The second solution is easy to understand (from myself):
$ echo -e '1\n2\n2\n3\n3\n3\n4\n4\n4\n4\n5' |sed -nr 'p;:loop;$!N;s/^(.*)\n\1$/\1/;tloop;D'
1
2
3
4
5
The core idea is:
print only once of each duplicate consecutive lines at its first appearance and use the : command and t command to implement LOOP.
Explanation:
read a new line from the input stream or file and print it once.
use the :loop command to set a label named loop.
use N to read the next line into the pattern space.
use s/^(.*)\n\1$/\1/ to delete the current line if the next line is the same with the current line. We use the s command to do the delete action.

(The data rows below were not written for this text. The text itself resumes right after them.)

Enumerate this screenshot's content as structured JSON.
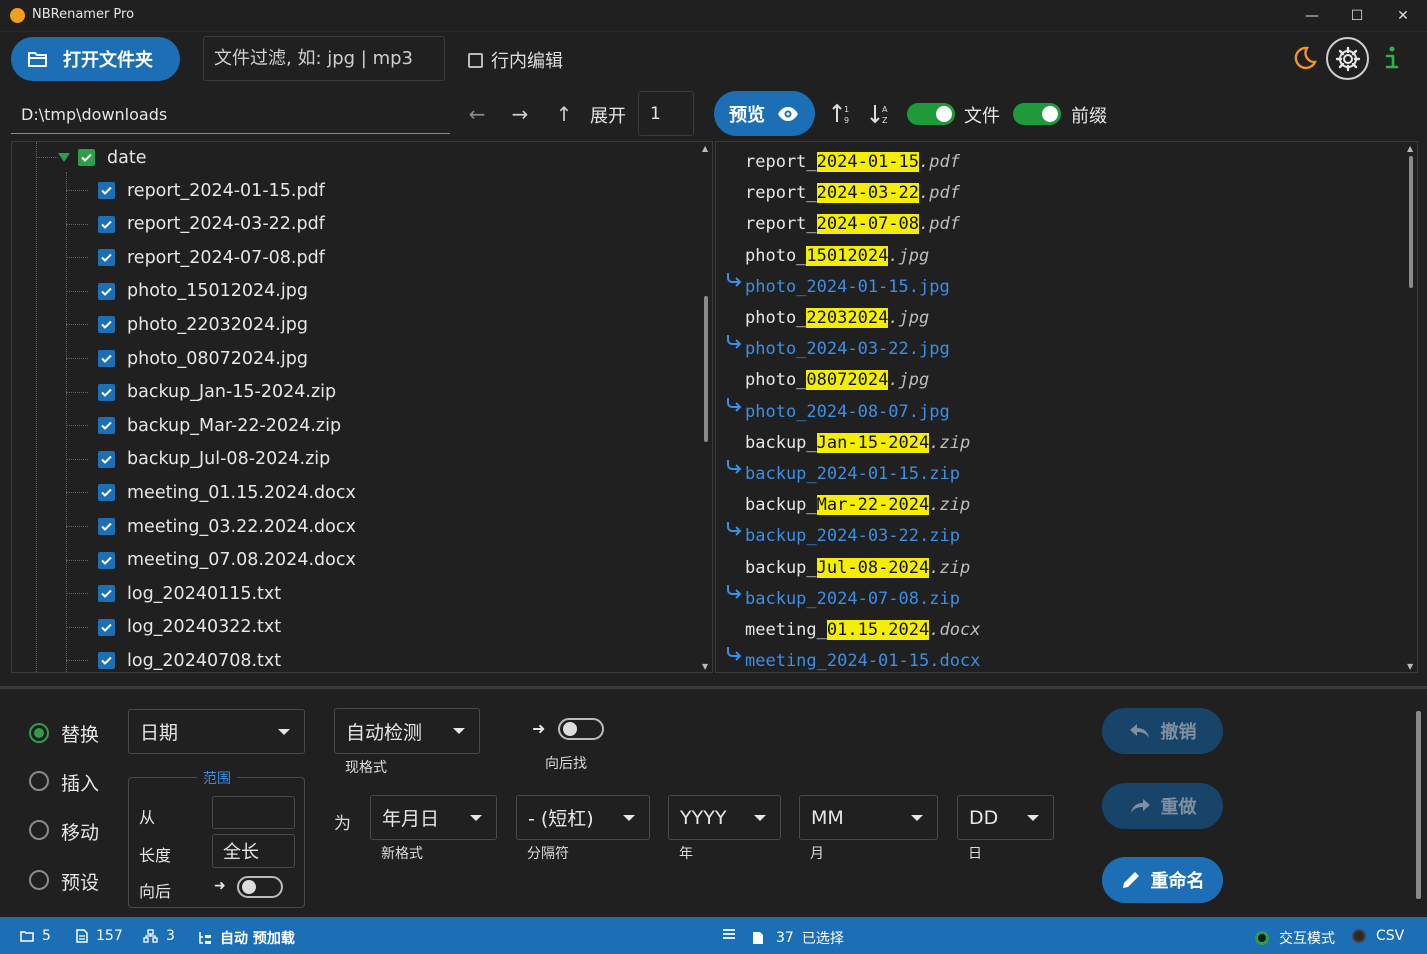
{
  "window": {
    "title": "NBRenamer Pro",
    "minimize": "—",
    "maximize": "☐",
    "close": "✕"
  },
  "toolbar": {
    "open_folder": "打开文件夹",
    "filter_placeholder": "文件过滤, 如: jpg | mp3",
    "inline_edit": "行内编辑",
    "path": "D:\\tmp\\downloads",
    "expand_label": "展开",
    "expand_value": "1",
    "preview": "预览",
    "files_toggle": "文件",
    "prefix_toggle": "前缀"
  },
  "tree": {
    "folder": "date",
    "items": [
      "report_2024-01-15.pdf",
      "report_2024-03-22.pdf",
      "report_2024-07-08.pdf",
      "photo_15012024.jpg",
      "photo_22032024.jpg",
      "photo_08072024.jpg",
      "backup_Jan-15-2024.zip",
      "backup_Mar-22-2024.zip",
      "backup_Jul-08-2024.zip",
      "meeting_01.15.2024.docx",
      "meeting_03.22.2024.docx",
      "meeting_07.08.2024.docx",
      "log_20240115.txt",
      "log_20240322.txt",
      "log_20240708.txt"
    ]
  },
  "preview": {
    "rows": [
      {
        "kind": "orig",
        "pre": "report_",
        "hl": "2024-01-15",
        "ext": ".pdf"
      },
      {
        "kind": "orig",
        "pre": "report_",
        "hl": "2024-03-22",
        "ext": ".pdf"
      },
      {
        "kind": "orig",
        "pre": "report_",
        "hl": "2024-07-08",
        "ext": ".pdf"
      },
      {
        "kind": "orig",
        "pre": "photo_",
        "hl": "15012024",
        "ext": ".jpg"
      },
      {
        "kind": "new",
        "text": "photo_2024-01-15.jpg"
      },
      {
        "kind": "orig",
        "pre": "photo_",
        "hl": "22032024",
        "ext": ".jpg"
      },
      {
        "kind": "new",
        "text": "photo_2024-03-22.jpg"
      },
      {
        "kind": "orig",
        "pre": "photo_",
        "hl": "08072024",
        "ext": ".jpg"
      },
      {
        "kind": "new",
        "text": "photo_2024-08-07.jpg"
      },
      {
        "kind": "orig",
        "pre": "backup_",
        "hl": "Jan-15-2024",
        "ext": ".zip"
      },
      {
        "kind": "new",
        "text": "backup_2024-01-15.zip"
      },
      {
        "kind": "orig",
        "pre": "backup_",
        "hl": "Mar-22-2024",
        "ext": ".zip"
      },
      {
        "kind": "new",
        "text": "backup_2024-03-22.zip"
      },
      {
        "kind": "orig",
        "pre": "backup_",
        "hl": "Jul-08-2024",
        "ext": ".zip"
      },
      {
        "kind": "new",
        "text": "backup_2024-07-08.zip"
      },
      {
        "kind": "orig",
        "pre": "meeting_",
        "hl": "01.15.2024",
        "ext": ".docx"
      },
      {
        "kind": "new",
        "text": "meeting_2024-01-15.docx"
      }
    ]
  },
  "modes": {
    "replace": "替换",
    "insert": "插入",
    "move": "移动",
    "preset": "预设"
  },
  "options": {
    "type_value": "日期",
    "format_value": "自动检测",
    "format_label": "现格式",
    "search_back_label": "向后找",
    "range_title": "范围",
    "from_label": "从",
    "from_value": "",
    "length_label": "长度",
    "length_value": "全长",
    "backward_label": "向后",
    "as_label": "为",
    "new_format_value": "年月日",
    "new_format_label": "新格式",
    "separator_value": "- (短杠)",
    "separator_label": "分隔符",
    "year_value": "YYYY",
    "year_label": "年",
    "month_value": "MM",
    "month_label": "月",
    "day_value": "DD",
    "day_label": "日"
  },
  "actions": {
    "undo": "撤销",
    "redo": "重做",
    "rename": "重命名"
  },
  "status": {
    "folders": "5",
    "files": "157",
    "depth": "3",
    "auto_preload": "自动 预加载",
    "selected_count": "37",
    "selected_label": "已选择",
    "interactive_mode": "交互模式",
    "csv": "CSV"
  },
  "colors": {
    "accent": "#1c6fb5",
    "toggle_on": "#1e9a3a",
    "highlight": "#f4ef00",
    "new_name": "#3b8fe6"
  }
}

if the s command is executed successfully, then use the tloop command to force sed to jump to the label named loop, which will do the same loop to the next lines until there are no duplicate consecutive lines of the line which is latest printed; otherwise, use the D command to delete the line which is the same with the latest-printed line, and force sed to jump to the first command, which is the p command. The content of the current pattern space is the next new line.
uniq would be fooled by trailing spaces and tabs. In order to emulate how a human makes comparison, I am trimming all trailing spaces and tabs before comparison.

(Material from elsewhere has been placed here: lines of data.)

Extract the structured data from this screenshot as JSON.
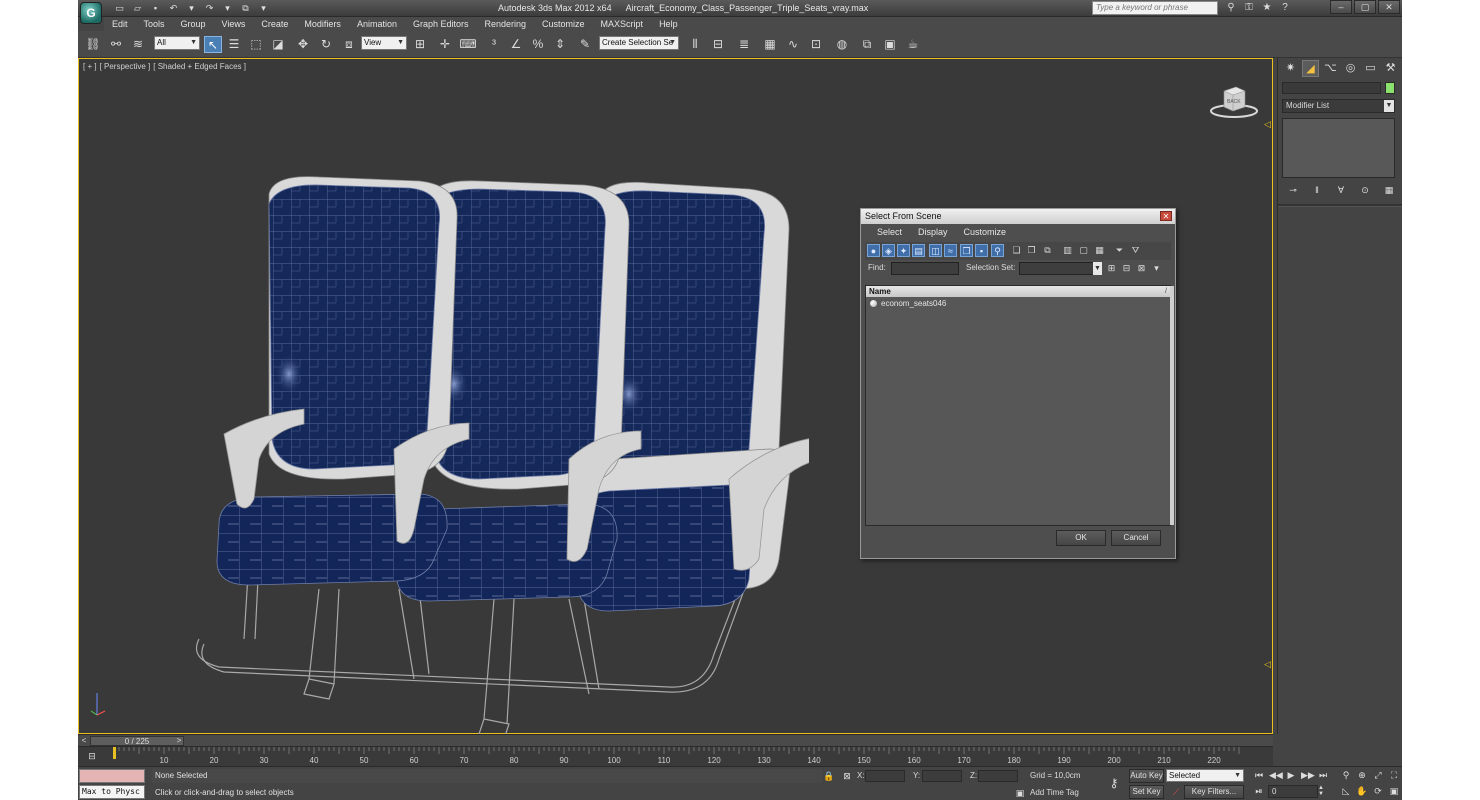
{
  "app": {
    "title": "Autodesk 3ds Max  2012 x64",
    "file": "Aircraft_Economy_Class_Passenger_Triple_Seats_vray.max",
    "logo_letter": "G",
    "search_placeholder": "Type a keyword or phrase"
  },
  "menu": [
    "Edit",
    "Tools",
    "Group",
    "Views",
    "Create",
    "Modifiers",
    "Animation",
    "Graph Editors",
    "Rendering",
    "Customize",
    "MAXScript",
    "Help"
  ],
  "toolbar": {
    "selection_filter": "All",
    "reference_coord": "View",
    "named_selection": "Create Selection Se"
  },
  "viewport": {
    "label_parts": [
      "[ + ]",
      "[ Perspective ]",
      "[ Shaded + Edged Faces ]"
    ],
    "viewcube_face": "BACK",
    "accent_color": "#e8c020",
    "seat_color": "#14285a",
    "frame_color": "#a9a9a9"
  },
  "dialog": {
    "title": "Select From Scene",
    "menu": [
      "Select",
      "Display",
      "Customize"
    ],
    "find_label": "Find:",
    "selection_set_label": "Selection Set:",
    "column_name": "Name",
    "objects": [
      "econom_seats046"
    ],
    "ok": "OK",
    "cancel": "Cancel"
  },
  "command_panel": {
    "modifier_list": "Modifier List",
    "object_color": "#8ce06e"
  },
  "timeline": {
    "position": "0 / 225",
    "current_frame": 0,
    "total_frames": 225,
    "tick_labels": [
      "10",
      "20",
      "30",
      "40",
      "50",
      "60",
      "70",
      "80",
      "90",
      "100",
      "110",
      "120",
      "130",
      "140",
      "150",
      "160",
      "170",
      "180",
      "190",
      "200",
      "210",
      "220"
    ]
  },
  "status": {
    "maxscript_text": "Max to Physc",
    "selection": "None Selected",
    "prompt": "Click or click-and-drag to select objects",
    "x_label": "X:",
    "y_label": "Y:",
    "z_label": "Z:",
    "grid": "Grid = 10,0cm",
    "add_time_tag": "Add Time Tag",
    "auto_key": "Auto Key",
    "set_key": "Set Key",
    "key_mode": "Selected",
    "key_filters": "Key Filters...",
    "frame": "0"
  }
}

I think that the $!N; needs curly braces or else it continues, and that is the cause of the infinite loop.
I have Bash 5.0 and sed 4.7 in UbuntuĀ 20.10 (Groovy Gorilla). The second one-liner did not work, at the character set match.
The are three variations. The first is to eliminate adjacent repeat lines, the second to eliminate repeat lines wherever they occur, and the third to eliminate all but the last instance of lines in file.
pastebin
# First line in a set of duplicate lines is kept, rest are deleted.
# Emulate human eyes on trailing spaces and tabs by trimming those.
# Use after norepeat() to dedupe blank lines.
dedupe() {
sed -E '
$!{
N;
s/[ \t]+$//;
/^(.*)\n\1$/!P;
D;
}
';
}
# Delete duplicate, nonconsecutive lines from a file. Ignore blank
# lines. Trailing spaces and tabs are trimmed to humanize comparisons
# squeeze blank lines to one
norepeat() {
sed -n -E '
s/[ \t]+$//;
G;
/^(\n){2,}/d;
/^([^\n]+).*\n\1(\n|$)/d;
h;
P;
';
}
lastrepeat() {
sed -n -E '
s/[ \t]+$//;
/^$/{
H;
d;
};
G;
# delete previous repeated line if found
s/^([^\n]+)(.*)(\n\1(\n.*|$))/\1\2\4/;
# after searching for previous repeat, move tested last line to end
s/^([^\n]+)(\n)(.*)/\3\2\1/;
$!{
h;
d;
};
# squeeze blank lines to one
s/(\n){3,}/\n\n/g;
s/^\n//;
p;
';
}
This can be achieved using AWK.
The below line will display unique values:
awk file_name | uniq
You can output these unique values to a new file:
awk file_name | uniq > uniq_file_name
The new file uniq_file_name will contain only unique values, without any duplicates.
Use:
cat filename | sort | uniq -c | awk -F" " '$1<2 {print $2}'
It deletes the duplicate lines using AWK.